There was a very high profile court case a few years back, to which your statement above seems to me to be highly relevant. Because of it's political sensitivities I don't think it has been discussed frankly.
It would be interesting to hear your opinion on its relevance, if so let me know and Ill post the details.
Sorry for late response. I've only just seen your comment. Thank you for taking the trouble. Yes, I'd be very interested to look at it. Do please send a link.

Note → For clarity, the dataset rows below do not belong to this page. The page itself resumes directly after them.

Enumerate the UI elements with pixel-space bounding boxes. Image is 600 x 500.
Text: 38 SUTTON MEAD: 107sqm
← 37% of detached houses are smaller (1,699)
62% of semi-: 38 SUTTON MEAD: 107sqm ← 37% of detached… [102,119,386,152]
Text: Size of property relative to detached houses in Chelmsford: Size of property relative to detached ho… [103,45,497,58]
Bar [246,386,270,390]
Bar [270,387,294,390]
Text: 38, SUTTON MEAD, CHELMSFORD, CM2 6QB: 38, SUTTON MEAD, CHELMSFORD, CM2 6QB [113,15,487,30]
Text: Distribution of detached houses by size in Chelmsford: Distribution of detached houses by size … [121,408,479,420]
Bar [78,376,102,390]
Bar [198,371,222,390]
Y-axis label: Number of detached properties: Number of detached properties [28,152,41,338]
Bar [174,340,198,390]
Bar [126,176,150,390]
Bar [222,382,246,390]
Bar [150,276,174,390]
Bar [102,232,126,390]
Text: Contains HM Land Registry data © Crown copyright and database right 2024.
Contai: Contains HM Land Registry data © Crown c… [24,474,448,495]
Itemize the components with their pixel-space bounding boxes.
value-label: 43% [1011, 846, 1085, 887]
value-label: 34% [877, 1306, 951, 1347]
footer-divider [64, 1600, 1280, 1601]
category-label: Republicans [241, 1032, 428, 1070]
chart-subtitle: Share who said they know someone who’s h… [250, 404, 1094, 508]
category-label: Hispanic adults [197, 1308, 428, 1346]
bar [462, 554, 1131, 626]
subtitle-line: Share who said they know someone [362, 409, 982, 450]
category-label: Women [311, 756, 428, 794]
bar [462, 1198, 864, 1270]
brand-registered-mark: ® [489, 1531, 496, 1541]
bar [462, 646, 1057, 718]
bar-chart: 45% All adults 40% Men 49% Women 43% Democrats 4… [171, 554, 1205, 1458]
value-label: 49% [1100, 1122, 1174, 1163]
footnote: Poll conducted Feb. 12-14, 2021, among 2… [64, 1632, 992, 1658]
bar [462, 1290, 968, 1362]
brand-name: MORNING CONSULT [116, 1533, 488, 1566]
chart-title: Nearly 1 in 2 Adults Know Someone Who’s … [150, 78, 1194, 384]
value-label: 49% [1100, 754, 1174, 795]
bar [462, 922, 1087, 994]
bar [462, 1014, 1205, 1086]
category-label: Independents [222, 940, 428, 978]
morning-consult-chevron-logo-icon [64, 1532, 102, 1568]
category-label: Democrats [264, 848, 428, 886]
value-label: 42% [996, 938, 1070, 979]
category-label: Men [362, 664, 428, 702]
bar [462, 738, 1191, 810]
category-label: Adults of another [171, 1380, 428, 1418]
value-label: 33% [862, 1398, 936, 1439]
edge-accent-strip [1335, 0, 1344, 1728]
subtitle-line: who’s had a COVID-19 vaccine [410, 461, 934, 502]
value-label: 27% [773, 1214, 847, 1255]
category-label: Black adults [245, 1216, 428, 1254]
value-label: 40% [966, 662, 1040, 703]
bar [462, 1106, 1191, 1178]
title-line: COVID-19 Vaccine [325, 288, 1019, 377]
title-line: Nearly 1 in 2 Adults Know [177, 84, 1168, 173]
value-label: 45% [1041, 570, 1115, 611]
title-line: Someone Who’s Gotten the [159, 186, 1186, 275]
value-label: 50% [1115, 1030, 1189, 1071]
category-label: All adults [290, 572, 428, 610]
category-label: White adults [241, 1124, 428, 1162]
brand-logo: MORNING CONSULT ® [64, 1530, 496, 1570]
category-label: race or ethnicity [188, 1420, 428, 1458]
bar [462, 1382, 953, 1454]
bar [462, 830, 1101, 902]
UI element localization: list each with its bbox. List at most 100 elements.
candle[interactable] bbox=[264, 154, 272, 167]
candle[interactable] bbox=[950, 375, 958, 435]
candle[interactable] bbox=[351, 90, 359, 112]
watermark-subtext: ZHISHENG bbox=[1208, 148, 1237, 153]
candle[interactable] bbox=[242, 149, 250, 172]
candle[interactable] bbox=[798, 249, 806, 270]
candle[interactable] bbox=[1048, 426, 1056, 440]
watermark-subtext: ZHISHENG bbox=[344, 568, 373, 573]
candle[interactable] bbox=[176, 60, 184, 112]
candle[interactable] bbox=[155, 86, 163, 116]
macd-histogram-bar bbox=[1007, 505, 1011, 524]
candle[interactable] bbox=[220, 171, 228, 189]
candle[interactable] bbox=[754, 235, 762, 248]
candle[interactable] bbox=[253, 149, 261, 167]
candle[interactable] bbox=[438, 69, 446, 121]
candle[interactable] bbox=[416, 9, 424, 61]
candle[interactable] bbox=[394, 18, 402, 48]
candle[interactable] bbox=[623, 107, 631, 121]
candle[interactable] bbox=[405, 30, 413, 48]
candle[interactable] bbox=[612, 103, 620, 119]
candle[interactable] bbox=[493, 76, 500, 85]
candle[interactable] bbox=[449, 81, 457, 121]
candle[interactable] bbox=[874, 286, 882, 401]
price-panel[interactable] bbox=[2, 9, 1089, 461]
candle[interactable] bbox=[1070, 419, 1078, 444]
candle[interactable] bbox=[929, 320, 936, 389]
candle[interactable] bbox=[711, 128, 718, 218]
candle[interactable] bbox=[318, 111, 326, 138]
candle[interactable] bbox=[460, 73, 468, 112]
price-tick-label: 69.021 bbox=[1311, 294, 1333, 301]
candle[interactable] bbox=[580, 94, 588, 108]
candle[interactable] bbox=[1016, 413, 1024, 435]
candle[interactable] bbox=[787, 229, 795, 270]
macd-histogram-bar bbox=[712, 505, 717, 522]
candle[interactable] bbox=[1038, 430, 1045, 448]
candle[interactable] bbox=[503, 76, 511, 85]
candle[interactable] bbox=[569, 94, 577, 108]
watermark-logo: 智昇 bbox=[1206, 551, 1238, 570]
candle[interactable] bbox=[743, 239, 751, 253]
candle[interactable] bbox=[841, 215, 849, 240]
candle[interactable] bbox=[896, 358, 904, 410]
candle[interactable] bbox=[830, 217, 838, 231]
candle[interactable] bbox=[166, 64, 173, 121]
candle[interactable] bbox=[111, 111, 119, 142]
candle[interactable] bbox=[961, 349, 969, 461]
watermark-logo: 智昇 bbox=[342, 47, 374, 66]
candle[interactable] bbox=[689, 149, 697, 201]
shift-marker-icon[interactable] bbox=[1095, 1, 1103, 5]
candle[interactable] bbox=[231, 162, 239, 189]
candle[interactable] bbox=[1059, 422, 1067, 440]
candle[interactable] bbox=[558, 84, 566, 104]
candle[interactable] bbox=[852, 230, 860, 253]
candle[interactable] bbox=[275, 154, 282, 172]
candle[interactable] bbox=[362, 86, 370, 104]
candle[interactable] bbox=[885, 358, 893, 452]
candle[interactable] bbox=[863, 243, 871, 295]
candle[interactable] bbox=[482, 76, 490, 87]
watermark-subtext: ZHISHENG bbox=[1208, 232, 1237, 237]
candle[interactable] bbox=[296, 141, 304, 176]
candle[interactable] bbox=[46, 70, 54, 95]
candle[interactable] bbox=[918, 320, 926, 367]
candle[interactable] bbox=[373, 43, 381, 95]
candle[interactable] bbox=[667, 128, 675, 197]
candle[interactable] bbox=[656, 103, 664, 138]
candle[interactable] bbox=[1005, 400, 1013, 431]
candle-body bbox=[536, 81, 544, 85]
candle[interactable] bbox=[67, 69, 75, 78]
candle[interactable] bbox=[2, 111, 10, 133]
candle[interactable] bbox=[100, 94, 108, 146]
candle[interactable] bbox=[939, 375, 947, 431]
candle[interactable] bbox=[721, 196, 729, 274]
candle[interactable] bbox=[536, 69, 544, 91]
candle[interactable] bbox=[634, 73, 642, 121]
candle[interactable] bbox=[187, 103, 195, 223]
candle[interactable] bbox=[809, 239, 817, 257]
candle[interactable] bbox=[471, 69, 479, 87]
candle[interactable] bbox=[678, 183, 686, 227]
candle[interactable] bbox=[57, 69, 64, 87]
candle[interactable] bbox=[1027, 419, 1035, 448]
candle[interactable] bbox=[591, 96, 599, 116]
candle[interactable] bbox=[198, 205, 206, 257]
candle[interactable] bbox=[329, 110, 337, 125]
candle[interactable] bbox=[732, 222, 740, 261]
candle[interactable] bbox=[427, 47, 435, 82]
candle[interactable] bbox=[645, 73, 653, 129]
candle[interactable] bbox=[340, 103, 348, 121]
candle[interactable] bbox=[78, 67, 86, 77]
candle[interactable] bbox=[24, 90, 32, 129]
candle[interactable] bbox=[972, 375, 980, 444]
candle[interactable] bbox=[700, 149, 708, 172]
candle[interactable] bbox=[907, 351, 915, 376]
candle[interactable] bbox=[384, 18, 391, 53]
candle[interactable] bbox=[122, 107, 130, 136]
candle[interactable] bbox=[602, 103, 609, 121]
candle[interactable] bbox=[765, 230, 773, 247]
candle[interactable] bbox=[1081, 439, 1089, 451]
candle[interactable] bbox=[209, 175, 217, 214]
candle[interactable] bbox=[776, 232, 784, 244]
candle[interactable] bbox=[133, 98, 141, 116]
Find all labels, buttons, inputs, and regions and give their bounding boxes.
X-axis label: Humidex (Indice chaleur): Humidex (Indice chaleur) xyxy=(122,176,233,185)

ReplyDeleteThe relevant condition in this instance is 'adjustment disorder' rather than 'PTSD' but the question you pose 'what happened to you?' rather than 'what is wrong with you?' as I understand it touches on the same principle as discussed in the court case - namely the soldiers were put in an almost impossible situation and they reacted accordingly as outlined in the Panorama programme (no longer available unfortunately on BBC IPlayer).
ReplyDeleteFailure, for political reasons, to consider 'what happened' to all of the soldiers in order to arrive at the required verdict i.e. that the accused had something 'wrong' with him.
See link below.
Anyway.... interested in your view on this.